Here in Minnesota during this year’s legislative session, our Kids Count on Us team won historic funding for child care. The legislature promised to invest $300 million in early childhood education and care. Through advocacy, we also saved the pandemic-era grant program Great Start Compensation Supports, and it will now be a permanent ongoing fund for hiring and retaining early childhood educators.

This funding is meaningful because providers within our network have been able to encourage people to enter the early childhood field and retain them because they can pay them closer to the wages they deserve. This allows providers to honor the people who care for the most vulnerable among us.

I want to be clear that it took extensive organizing to make this happen. We were able to pull it off because of the deep organizing child care providers have done with other providers, and their parents, staff and communities to understand and communicate the child care crisis and take action. At the start of this legislative session, we had hundreds of leaders ready to engage with legislators and elected officials to hold them accountable for their actions and how they affect child care.
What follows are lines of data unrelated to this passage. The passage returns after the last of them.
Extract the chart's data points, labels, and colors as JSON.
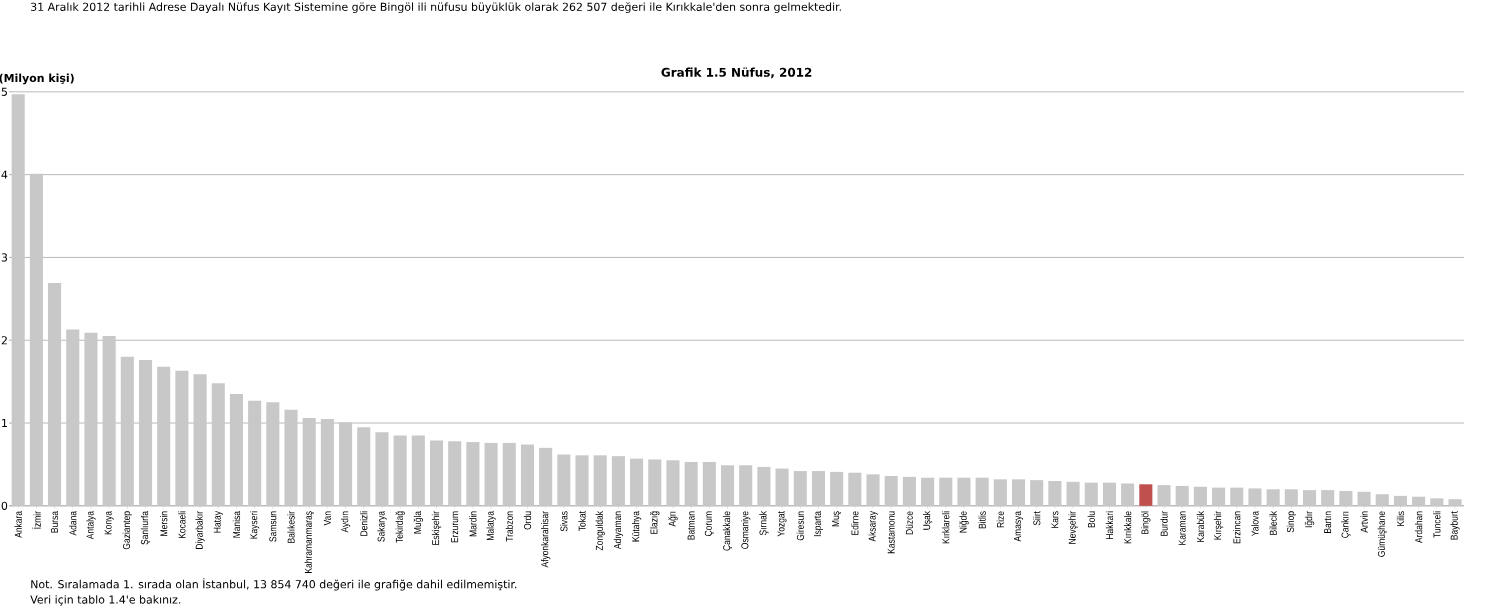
{
  "chart_data": {
    "type": "bar",
    "title": "Grafik 1.5 Nüfus, 2012",
    "ylabel": "(Milyon kişi)",
    "annotations": [
      "31 Aralık 2012 tarihli Adrese Dayalı Nüfus Kayıt Sistemine göre Bingöl ili nüfusu büyüklük olarak  262 507 değeri ile Kırıkkale'den sonra gelmektedir.",
      "Not. Sıralamada 1. sırada olan İstanbul, 13 854 740 değeri ile grafiğe dahil edilmemiştir.",
      "Veri için tablo 1.4'e bakınız."
    ],
    "categories": [
      "Ankara",
      "İzmir",
      "Bursa",
      "Adana",
      "Antalya",
      "Konya",
      "Gaziantep",
      "Şanlıurfa",
      "Mersin",
      "Kocaeli",
      "Diyarbakır",
      "Hatay",
      "Manisa",
      "Kayseri",
      "Samsun",
      "Balıkesir",
      "Kahramanmaraş",
      "Van",
      "Aydın",
      "Denizli",
      "Sakarya",
      "Tekirdağ",
      "Muğla",
      "Eskişehir",
      "Erzurum",
      "Mardin",
      "Malatya",
      "Trabzon",
      "Ordu",
      "Afyonkarahisar",
      "Sivas",
      "Tokat",
      "Zonguldak",
      "Adıyaman",
      "Kütahya",
      "Elazığ",
      "Ağrı",
      "Batman",
      "Çorum",
      "Çanakkale",
      "Osmaniye",
      "Şırnak",
      "Yozgat",
      "Giresun",
      "Isparta",
      "Muş",
      "Edirne",
      "Aksaray",
      "Kastamonu",
      "Düzce",
      "Uşak",
      "Kırklareli",
      "Niğde",
      "Bitlis",
      "Rize",
      "Amasya",
      "Siirt",
      "Kars",
      "Nevşehir",
      "Bolu",
      "Hakkari",
      "Kırıkkale",
      "Bingöl",
      "Burdur",
      "Karaman",
      "Karabük",
      "Kırşehir",
      "Erzincan",
      "Yalova",
      "Bilecik",
      "Sinop",
      "Iğdır",
      "Bartın",
      "Çankırı",
      "Artvin",
      "Gümüşhane",
      "Kilis",
      "Ardahan",
      "Tunceli",
      "Bayburt"
    ],
    "values": [
      4.97,
      4.01,
      2.69,
      2.13,
      2.09,
      2.05,
      1.8,
      1.76,
      1.68,
      1.63,
      1.59,
      1.48,
      1.35,
      1.27,
      1.25,
      1.16,
      1.06,
      1.05,
      1.01,
      0.95,
      0.89,
      0.85,
      0.85,
      0.79,
      0.78,
      0.77,
      0.76,
      0.76,
      0.74,
      0.7,
      0.62,
      0.61,
      0.61,
      0.6,
      0.57,
      0.56,
      0.55,
      0.53,
      0.53,
      0.49,
      0.49,
      0.47,
      0.45,
      0.42,
      0.42,
      0.41,
      0.4,
      0.38,
      0.36,
      0.35,
      0.34,
      0.34,
      0.34,
      0.34,
      0.32,
      0.32,
      0.31,
      0.3,
      0.29,
      0.28,
      0.28,
      0.27,
      0.26,
      0.25,
      0.24,
      0.23,
      0.22,
      0.22,
      0.21,
      0.2,
      0.2,
      0.19,
      0.19,
      0.18,
      0.17,
      0.14,
      0.12,
      0.11,
      0.09,
      0.08
    ],
    "colors": [
      "#c8c8c8",
      "#c8c8c8",
      "#c8c8c8",
      "#c8c8c8",
      "#c8c8c8",
      "#c8c8c8",
      "#c8c8c8",
      "#c8c8c8",
      "#c8c8c8",
      "#c8c8c8",
      "#c8c8c8",
      "#c8c8c8",
      "#c8c8c8",
      "#c8c8c8",
      "#c8c8c8",
      "#c8c8c8",
      "#c8c8c8",
      "#c8c8c8",
      "#c8c8c8",
      "#c8c8c8",
      "#c8c8c8",
      "#c8c8c8",
      "#c8c8c8",
      "#c8c8c8",
      "#c8c8c8",
      "#c8c8c8",
      "#c8c8c8",
      "#c8c8c8",
      "#c8c8c8",
      "#c8c8c8",
      "#c8c8c8",
      "#c8c8c8",
      "#c8c8c8",
      "#c8c8c8",
      "#c8c8c8",
      "#c8c8c8",
      "#c8c8c8",
      "#c8c8c8",
      "#c8c8c8",
      "#c8c8c8",
      "#c8c8c8",
      "#c8c8c8",
      "#c8c8c8",
      "#c8c8c8",
      "#c8c8c8",
      "#c8c8c8",
      "#c8c8c8",
      "#c8c8c8",
      "#c8c8c8",
      "#c8c8c8",
      "#c8c8c8",
      "#c8c8c8",
      "#c8c8c8",
      "#c8c8c8",
      "#c8c8c8",
      "#c8c8c8",
      "#c8c8c8",
      "#c8c8c8",
      "#c8c8c8",
      "#c8c8c8",
      "#c8c8c8",
      "#c8c8c8",
      "#c0504d",
      "#c8c8c8",
      "#c8c8c8",
      "#c8c8c8",
      "#c8c8c8",
      "#c8c8c8",
      "#c8c8c8",
      "#c8c8c8",
      "#c8c8c8",
      "#c8c8c8",
      "#c8c8c8",
      "#c8c8c8",
      "#c8c8c8",
      "#c8c8c8",
      "#c8c8c8",
      "#c8c8c8",
      "#c8c8c8",
      "#c8c8c8"
    ],
    "ylim": [
      0,
      5
    ],
    "yticks": [
      0,
      1,
      2,
      3,
      4,
      5
    ],
    "grid": "y"
  }
}
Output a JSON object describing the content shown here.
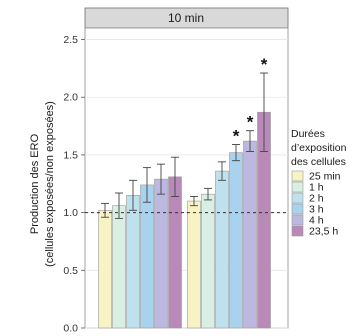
{
  "chart_data": {
    "type": "bar",
    "facet_label": "10 min",
    "ylabel_line1": "Production des ERO",
    "ylabel_line2": "(cellules exposées/non exposées)",
    "ylim": [
      0,
      2.6
    ],
    "yticks": [
      "0.0",
      "0.5",
      "1.0",
      "1.5",
      "2.0",
      "2.5"
    ],
    "ytick_values": [
      0.0,
      0.5,
      1.0,
      1.5,
      2.0,
      2.5
    ],
    "reference_line": 1.0,
    "grid": true,
    "legend_placement": "right",
    "legend_title": [
      "Durées",
      "d’exposition",
      "des cellules"
    ],
    "series": [
      {
        "name": "25 min",
        "color": "#f7f3c4",
        "values": [
          1.02,
          1.1
        ]
      },
      {
        "name": "1 h",
        "color": "#d9efe3",
        "values": [
          1.06,
          1.16
        ]
      },
      {
        "name": "2 h",
        "color": "#bfe1ee",
        "values": [
          1.15,
          1.36
        ]
      },
      {
        "name": "3 h",
        "color": "#a9d2ee",
        "values": [
          1.24,
          1.52
        ]
      },
      {
        "name": "4 h",
        "color": "#bdb8e0",
        "values": [
          1.29,
          1.62
        ]
      },
      {
        "name": "23,5 h",
        "color": "#b98ab8",
        "values": [
          1.31,
          1.87
        ]
      }
    ],
    "errors": [
      [
        0.06,
        0.04
      ],
      [
        0.11,
        0.05
      ],
      [
        0.13,
        0.08
      ],
      [
        0.15,
        0.07
      ],
      [
        0.13,
        0.09
      ],
      [
        0.17,
        0.34
      ]
    ],
    "significance_marker": "*",
    "significant": [
      [
        false,
        false
      ],
      [
        false,
        false
      ],
      [
        false,
        false
      ],
      [
        false,
        true
      ],
      [
        false,
        true
      ],
      [
        false,
        true
      ]
    ]
  }
}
These leaders showed up at the Capitol and in their home districts, and everywhere in between, making legislative visits with nearly every legislator, holding rallies, press conferences, town halls and bringing others with them. Importantly they also showed up for each other, working together for the child care system we all deserve.

We also worked closely with many other organizations across Minnesota in the early childhood space, coalescing around the recommendations of the Great Start for All Minnesota Children Task Force which came out in February. The recommendations make it explicit that, to have the child care system all Minnesotans deserve, child care needs funding to make it accessible and affordable for every family, high quality for every child and a sustainable career with living wages for educators. In the end, we pulled it off, winning everything we worked for this legislative session. But we’re only getting started.

With this funding, we’re setting a foundation. To get all Minnesota children off to a “Great Start,” we need billions of dollars of permanent, ongoing funding. It is what is necessary to address the current unaffordable child care system that exploits and underpays the providers and teachers who do this work. We will continue to organize and engage our elected leaders at every level to move us in this direction.

We know that all parents deserve quality, affordable and reliable child care, and all children deserve a safe place to be nurtured, educated and stimulated. We know what is possible with adequate investment.

Minnesota doesn’t have to be an anomaly in the United States, but funding is required. Without an extension of pandemic funding for child care, many families will be left out in the cold.

For instance, in Wisconsin, the monthly Child Care Counts program will run out of money in early 2024. In Ohio, the Senate passed a cruel version of the budget that removes hundreds of millions of dollars in child care funding from the state budget. If signed into law, it would make Ohio one of the worst states in the nation to raise a family.

I hope legislators don’t adopt a “wait and see” approach. Our children, parents, providers and businesses cannot wait.